The reality is that across Britain, individuals of all ages, race, and gender are affected by alcohol addiction in equal measure. Anyone who drinks alcohol can allow their consumption to get out of control and then find themselves unable to quit even if they wanted to.
Health experts do not have a single cause for alcohol addiction, but they do know that there are certain factors that can increase the likelihood of a person developing it. For example, studies have shown that people who have suffered traumatic experiences are more likely to be affected by addiction than those who have not. Trauma comes in many forms but it can include the death of a loved one, being involved in a traffic accident, being bullied, suffering any form of abuse, witnessing combat, or living with a mentally ill family member.
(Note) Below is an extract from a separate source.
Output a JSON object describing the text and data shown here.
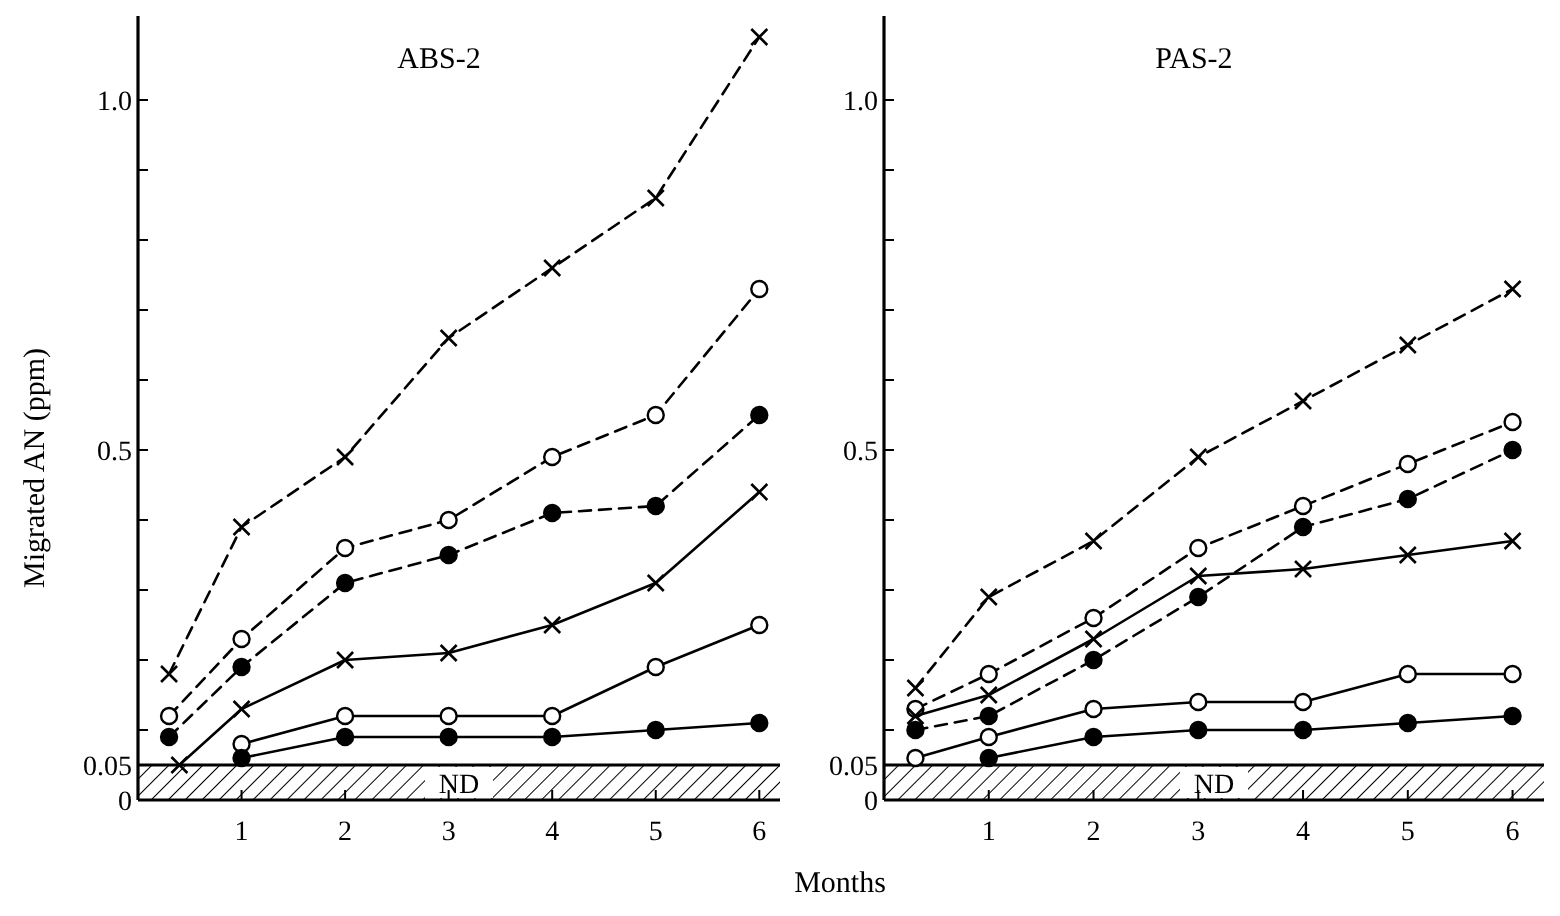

Other factors that increase a person’s chance of becoming addicted include having a parent with an addiction. Children of alcoholic parents are five times more likely to become alcoholics themselves at a later date. Early exposure to alcohol and the environment in which a person grows up can also play a role in the likelihood of addiction for specific individuals.
While all the above factors increase an individual’s risk for addiction, they do not guarantee it will happen. There is just no way to know who will and who will not go on to suffer with any type of addiction, including alcohol addiction. There are many people who have every single risk factor but will never be affected while others with no risk factors could find themselves in the grip of a devastating alcohol addiction.
Anyone who is physically dependent on alcohol should consider a programme of detoxification and rehabilitation to put their days of substance abuse behind them. It takes a very strong and motivated individual to quit alcohol without help once a physical dependence has occurred. Unfortunately, these are not the traits of the typical addict. Strength and motivation come with encouragement and support, and this is often found with the help of dedicated and professional counsellors and therapists.
Struggling with an alcohol addiction without accessing help is a bad idea. Alcoholism is an illness of the brain and it is not going to go away just because you want it to. If you want to get your life back on track, you need to consider reaching out for help.
With a programme of detoxification, you can begin the process of recovery by tackling a crucial element of your illness – your physical dependence. While detoxification is different from rehab treatment, it is a vital part of the recovery process and will ensure that you have a clean mind and body before starting a rehab programme.
Tackling the emotional and psychological aspect of the illness is the job of rehabilitation. During this treatment, you will be helped to identify the cause of your addictive behaviour. Once you have done this, you can work closely with a counsellor or therapist to learn various coping strategies to help prevent a relapse in the future.
Rehab programmes help alcoholics to rebuild their lives and learn valuable skills that they can use on the outside world. The programmes also help recovering alcoholics to learn more about their illness and why they were affected in the first place. With support and encouragement, counsellors and therapists can work on relationships with family members so that everyone can move forward once the programme has come to a completion.